- Pottersburg, Ohio Location of Pottersburg, Ohio
- Coordinates: 40°15′59″N 83°30′01″W﻿ / ﻿40.26639°N 83.50028°W
- Country: United States
- State: Ohio
- Counties: Union
- Elevation: 1,083 ft (330 m)
- Time zone: UTC-5 (Eastern (EST))
- • Summer (DST): UTC-4 (EDT)
- ZIP code: 43040
- Area codes: 937, 326
- GNIS feature ID: 1057936

= Pottersburg, Ohio =

Pottersburg (originally known as Pottersburgh) is an unincorporated community in Allen Township, Union County, Ohio, United States.

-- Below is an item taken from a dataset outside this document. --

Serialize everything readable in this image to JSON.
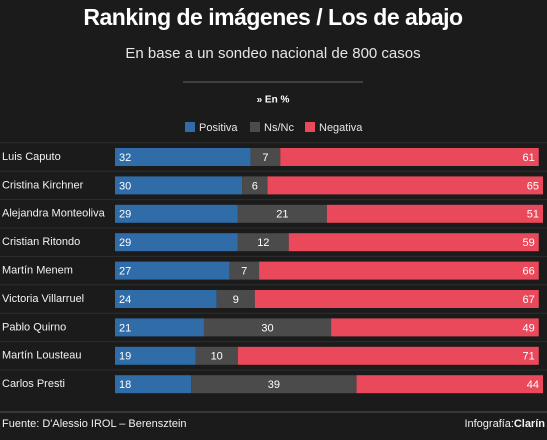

It is located along U.S. Route 33 between Marysville and Bellefontaine, about 4 mi west of Marysville.

==History==
Pottersburg was laid out along the Atlantic and Great Western Railroad in 1868. That same year, a sawmill was built. The Pottersburg Post Office was originally established as the Pottersburgh Post Office on June 29, 1869. In 1872, the railway company built a railroad depot and a telegraph office. As of 1877, the community contained two stores, one warehouse, one telegraph office, and the district school-house. The post office name was changed to Pottersburg Post Office on June 1, 1894, and later discontinued on October 30, 1926. The mail service is delivered through the Marysville branch.